It is important to understand what has caused testosterone deficiency as correcting some underlying conditions may reverse the situation without the need for testosterone treatment. If treatment is required, many testosterone preparations now exist and formulations include gels, patches, capsules, lozenges, injections and implants.
If there are no contraindications to treatment, the andropause can be managed with testosterone replacement therapy. Treatment aims to restore testosterone levels to normal and has been shown to increase muscle strength, improve bone composition and improve mood, sense of well-being and sexual functioning and desire. Improvements have also been seen in cholesterol and blood sugar levels and other coronary disease risk factors.
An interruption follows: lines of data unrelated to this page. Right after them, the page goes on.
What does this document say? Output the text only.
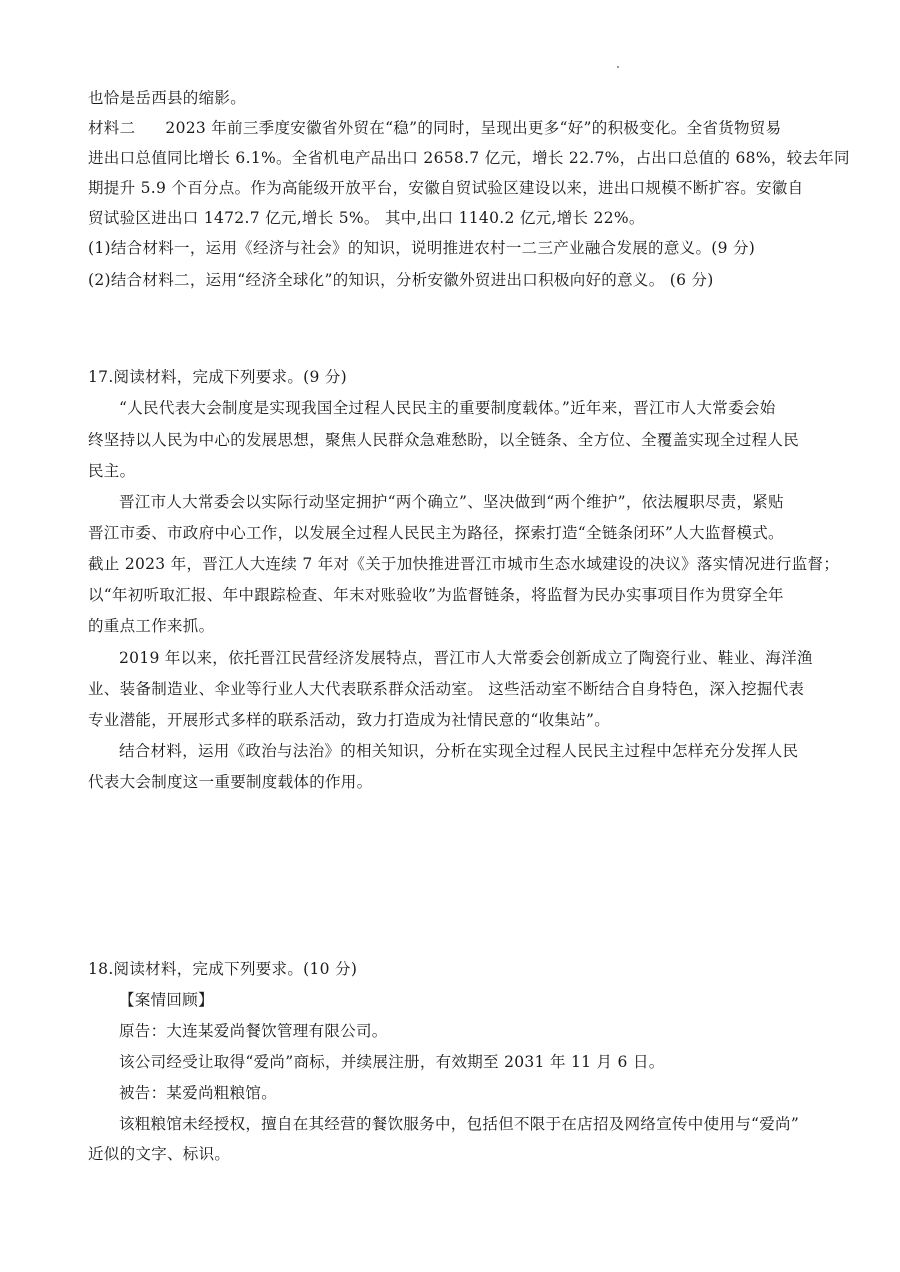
也恰是岳西县的缩影。
材料二 2023 年前三季度安徽省外贸在“稳”的同时，呈现出更多“好”的积极变化。全省货物贸易
进出口总值同比增长 6.1%。全省机电产品出口 2658.7 亿元，增长 22.7%，占出口总值的 68%，较去年同
期提升 5.9 个百分点。作为高能级开放平台，安徽自贸试验区建设以来，进出口规模不断扩容。安徽自
贸试验区进出口 1472.7 亿元,增长 5%。 其中,出口 1140.2 亿元,增长 22%。
(1)结合材料一，运用《经济与社会》的知识，说明推进农村一二三产业融合发展的意义。(9 分)
(2)结合材料二，运用“经济全球化”的知识，分析安徽外贸进出口积极向好的意义。 (6 分)
17.阅读材料，完成下列要求。(9 分)
“人民代表大会制度是实现我国全过程人民民主的重要制度载体。”近年来，晋江市人大常委会始
终坚持以人民为中心的发展思想，聚焦人民群众急难愁盼，以全链条、全方位、全覆盖实现全过程人民
民主。
晋江市人大常委会以实际行动坚定拥护“两个确立”、坚决做到“两个维护”，依法履职尽责，紧贴
晋江市委、市政府中心工作，以发展全过程人民民主为路径，探索打造“全链条闭环”人大监督模式。
截止 2023 年，晋江人大连续 7 年对《关于加快推进晋江市城市生态水域建设的决议》落实情况进行监督；
以“年初听取汇报、年中跟踪检查、年末对账验收”为监督链条，将监督为民办实事项目作为贯穿全年
的重点工作来抓。
2019 年以来，依托晋江民营经济发展特点，晋江市人大常委会创新成立了陶瓷行业、鞋业、海洋渔
业、装备制造业、伞业等行业人大代表联系群众活动室。 这些活动室不断结合自身特色，深入挖掘代表
专业潜能，开展形式多样的联系活动，致力打造成为社情民意的“收集站”。
结合材料，运用《政治与法治》的相关知识，分析在实现全过程人民民主过程中怎样充分发挥人民
代表大会制度这一重要制度载体的作用。
18.阅读材料，完成下列要求。(10 分)
【案情回顾】
原告：大连某爱尚餐饮管理有限公司。
该公司经受让取得“爱尚”商标，并续展注册，有效期至 2031 年 11 月 6 日。
被告：某爱尚粗粮馆。
该粗粮馆未经授权，擅自在其经营的餐饮服务中，包括但不限于在店招及网络宣传中使用与“爱尚”
近似的文字、标识。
Although testosterone replacement therapy has not been shown to cause or induce prostate cancer, it may aggravate a pre-existing cancer and therefore it is important to exclude prostate cancer before starting treatment. This can be done by clinical examination and taking a blood sample to test for prostate specific antigen (PSA), a substance in the blood which can help to identify the presence of prostate cancer and other prostate disorders.
If testosterone replacement therapy is started, it is important to have regular follow-ups which should include checks on blood levels of testosterone, blood cell counts, PSA levels and prostate health.
No man suffering from the andropause is too old to start testosterone treatment and benefits to body and mind usually appear within a few weeks.